February 26, 2019

Helen Oyeyemi. Photo: Tom Pilston

The New York Review of Books has chosen two new editors to replace Ian Buruma, who left the magazine five months ago. NYRB senior editor Gabriel Winslow-Yost will co-edit the publication with current New Yorker managing editor Emily Greenhouse. Regular contributor Daniel Mendelsohn will take on the new role of editor at large.

PEN America has created a new award for performance writing. Playwright Kenneth Lonergan will be the first recipient of the PEN/Mike Nichols Writing for Performance Award.

The Washington Post has created a new fellowship in honor of Jamal Khashoggi. The program “will provide an independent platform for journalists and writers to offer their perspectives from parts of the world where freedom of expression is threatened or suppressed.” Saudi Arabian scholar and writer Hala Al-Dosari will be the inaugural fellow.

An anonymous U.K. journalist is working on a book about Khashoggi’s murder. Khashoggi & the Crown Prince: The Secret Files will be published in March by British publisher Gibson Square, and alleges that Khashoggi “had intelligence on Donald Trump that posed a threat to the kingdom.”

At The Guardian, Lara Feigel reflects on the writing of Natalia Ginzburg.
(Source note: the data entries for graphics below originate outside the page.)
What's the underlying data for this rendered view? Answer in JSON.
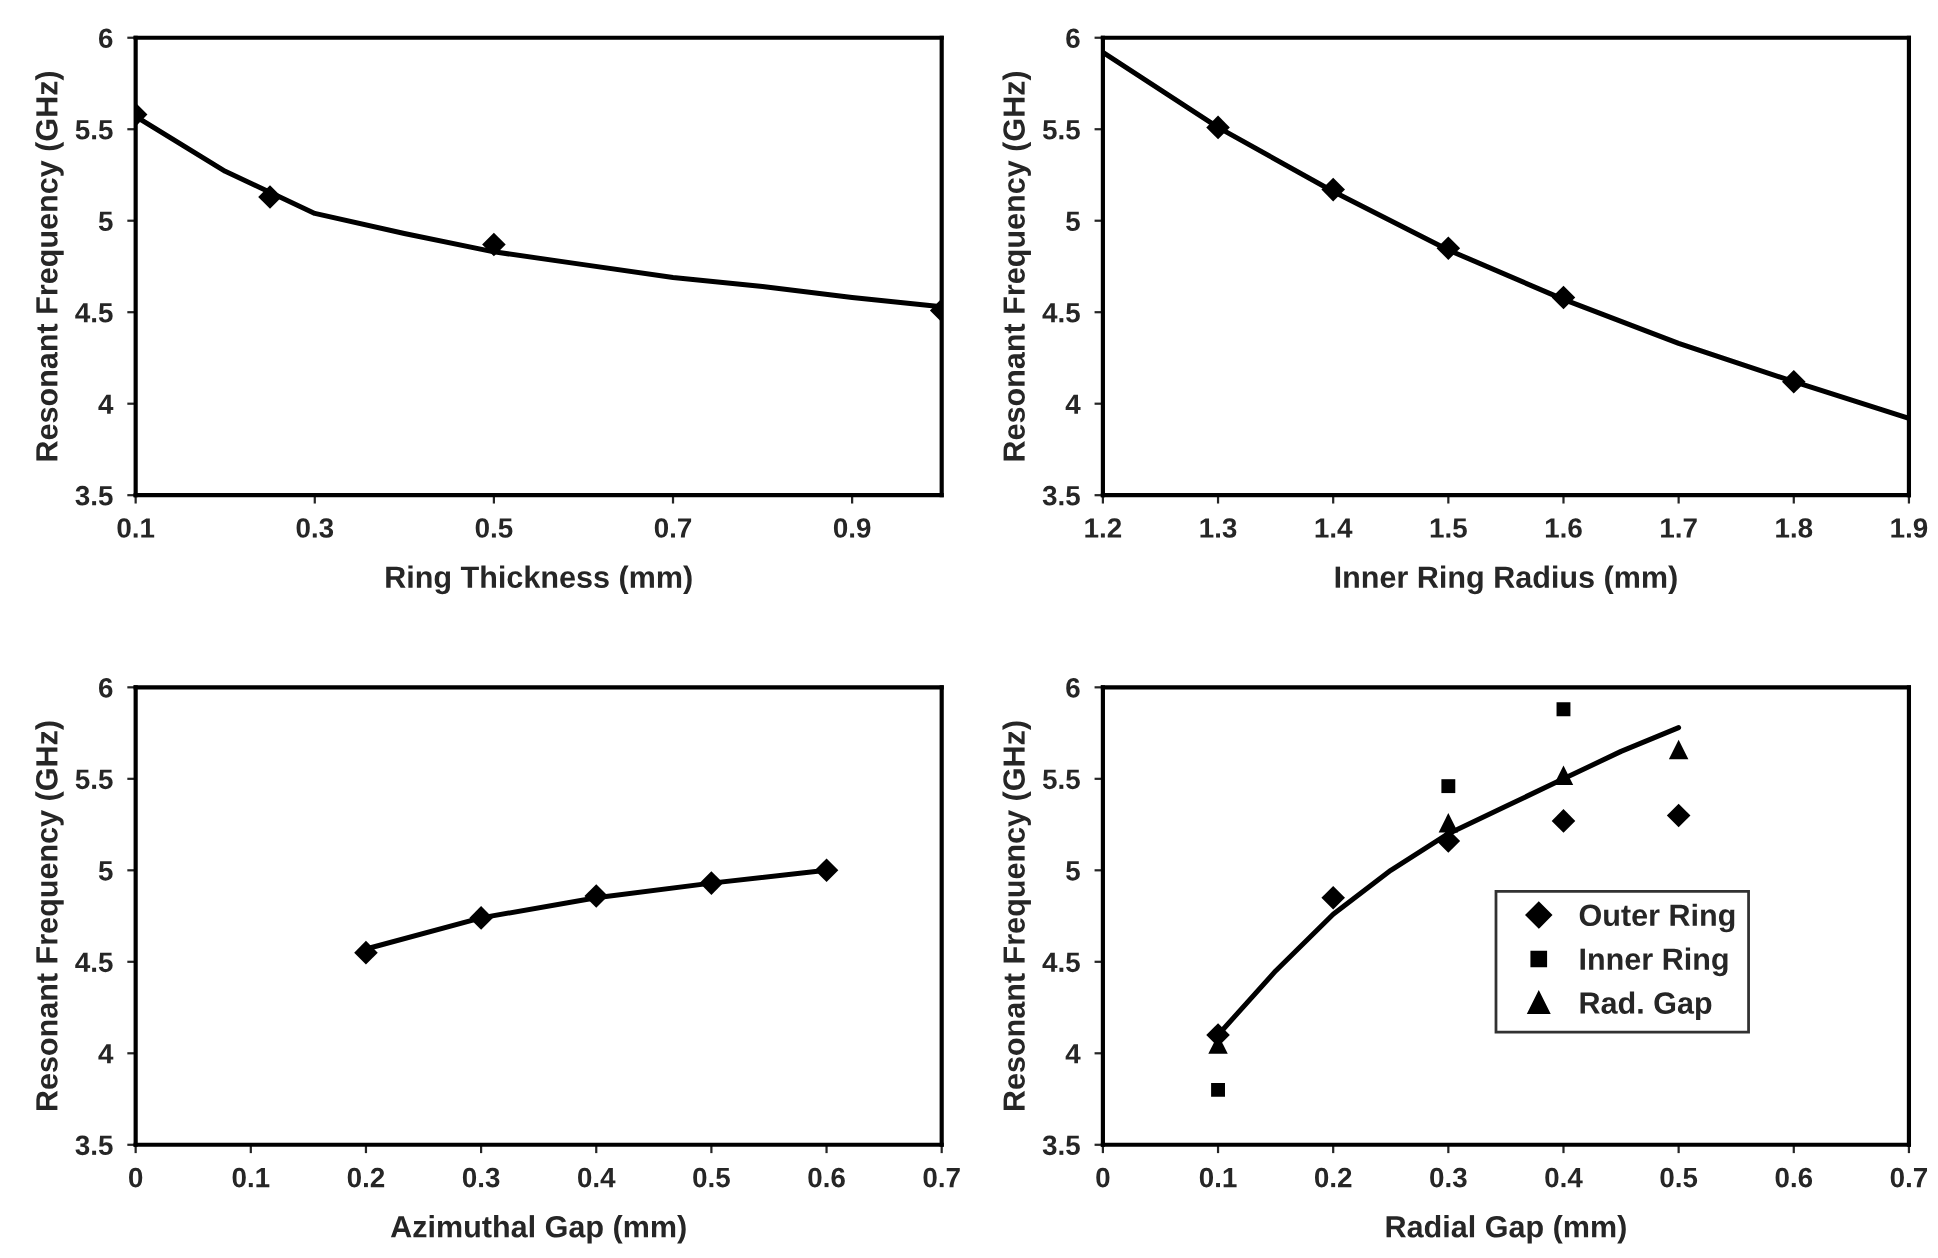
{
  "chart_data": [
    {
      "type": "scatter",
      "xlabel": "Ring Thickness (mm)",
      "ylabel": "Resonant Frequency (GHz)",
      "xlim": [
        0.1,
        1.0
      ],
      "xticks": [
        0.1,
        0.3,
        0.5,
        0.7,
        0.9
      ],
      "ylim": [
        3.5,
        6
      ],
      "yticks": [
        3.5,
        4,
        4.5,
        5,
        5.5,
        6
      ],
      "grid": false,
      "legend": false,
      "series": [
        {
          "color": "#000000",
          "marker": "diamond",
          "x": [
            0.1,
            0.25,
            0.5,
            1.0
          ],
          "values": [
            5.58,
            5.13,
            4.87,
            4.51
          ]
        },
        {
          "type": "line",
          "color": "#000000",
          "marker": "none",
          "x": [
            0.1,
            0.2,
            0.3,
            0.4,
            0.5,
            0.6,
            0.7,
            0.8,
            0.9,
            1.0
          ],
          "values": [
            5.57,
            5.27,
            5.04,
            4.93,
            4.83,
            4.76,
            4.69,
            4.64,
            4.58,
            4.53
          ]
        }
      ]
    },
    {
      "type": "scatter",
      "xlabel": "Inner Ring Radius (mm)",
      "ylabel": "Resonant Frequency (GHz)",
      "xlim": [
        1.2,
        1.9
      ],
      "xticks": [
        1.2,
        1.3,
        1.4,
        1.5,
        1.6,
        1.7,
        1.8,
        1.9
      ],
      "ylim": [
        3.5,
        6
      ],
      "yticks": [
        3.5,
        4,
        4.5,
        5,
        5.5,
        6
      ],
      "grid": false,
      "legend": false,
      "series": [
        {
          "color": "#000000",
          "marker": "diamond",
          "x": [
            1.3,
            1.4,
            1.5,
            1.6,
            1.8
          ],
          "values": [
            5.51,
            5.17,
            4.85,
            4.58,
            4.12
          ]
        },
        {
          "type": "line",
          "color": "#000000",
          "marker": "none",
          "x": [
            1.2,
            1.3,
            1.4,
            1.5,
            1.6,
            1.7,
            1.8,
            1.9
          ],
          "values": [
            5.92,
            5.51,
            5.16,
            4.84,
            4.57,
            4.33,
            4.12,
            3.92
          ]
        }
      ]
    },
    {
      "type": "scatter",
      "xlabel": "Azimuthal Gap (mm)",
      "ylabel": "Resonant Frequency (GHz)",
      "xlim": [
        0,
        0.7
      ],
      "xticks": [
        0,
        0.1,
        0.2,
        0.3,
        0.4,
        0.5,
        0.6,
        0.7
      ],
      "ylim": [
        3.5,
        6
      ],
      "yticks": [
        3.5,
        4,
        4.5,
        5,
        5.5,
        6
      ],
      "grid": false,
      "legend": false,
      "series": [
        {
          "color": "#000000",
          "marker": "diamond",
          "x": [
            0.2,
            0.3,
            0.4,
            0.5,
            0.6
          ],
          "values": [
            4.55,
            4.74,
            4.86,
            4.93,
            5.0
          ]
        },
        {
          "type": "line",
          "color": "#000000",
          "marker": "none",
          "x": [
            0.2,
            0.3,
            0.4,
            0.5,
            0.6
          ],
          "values": [
            4.57,
            4.74,
            4.85,
            4.93,
            5.0
          ]
        }
      ]
    },
    {
      "type": "scatter",
      "xlabel": "Radial Gap (mm)",
      "ylabel": "Resonant Frequency (GHz)",
      "xlim": [
        0,
        0.7
      ],
      "xticks": [
        0,
        0.1,
        0.2,
        0.3,
        0.4,
        0.5,
        0.6,
        0.7
      ],
      "ylim": [
        3.5,
        6
      ],
      "yticks": [
        3.5,
        4,
        4.5,
        5,
        5.5,
        6
      ],
      "grid": false,
      "legend": "right",
      "series": [
        {
          "name": "Outer Ring",
          "color": "#000000",
          "marker": "diamond",
          "x": [
            0.1,
            0.2,
            0.3,
            0.4,
            0.5
          ],
          "values": [
            4.1,
            4.85,
            5.16,
            5.27,
            5.3
          ]
        },
        {
          "name": "Inner Ring",
          "color": "#000000",
          "marker": "square",
          "x": [
            0.1,
            0.3,
            0.4
          ],
          "values": [
            3.8,
            5.46,
            5.88
          ]
        },
        {
          "name": "Rad. Gap",
          "color": "#000000",
          "marker": "triangle",
          "x": [
            0.1,
            0.3,
            0.4,
            0.5
          ],
          "values": [
            4.05,
            5.26,
            5.52,
            5.66
          ]
        },
        {
          "type": "line",
          "color": "#000000",
          "marker": "none",
          "x": [
            0.1,
            0.15,
            0.2,
            0.25,
            0.3,
            0.35,
            0.4,
            0.45,
            0.5
          ],
          "values": [
            4.1,
            4.45,
            4.76,
            5.0,
            5.2,
            5.35,
            5.5,
            5.65,
            5.78
          ]
        }
      ]
    }
  ]
}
“I think it affects the way I’m reviewed,” says Gingerbread author Helen Oyeyemi on how “being a child prodigy” has affected her reputation as a writer. “I’ll read reviews and I’ll know they’re coming at it from a sort of ‘Oh, well done, you can write’ kind of thing. Or there are people that just evaluate me on the whole youth thing, and hopefully that’s going to go away because I’m actually quite old now.”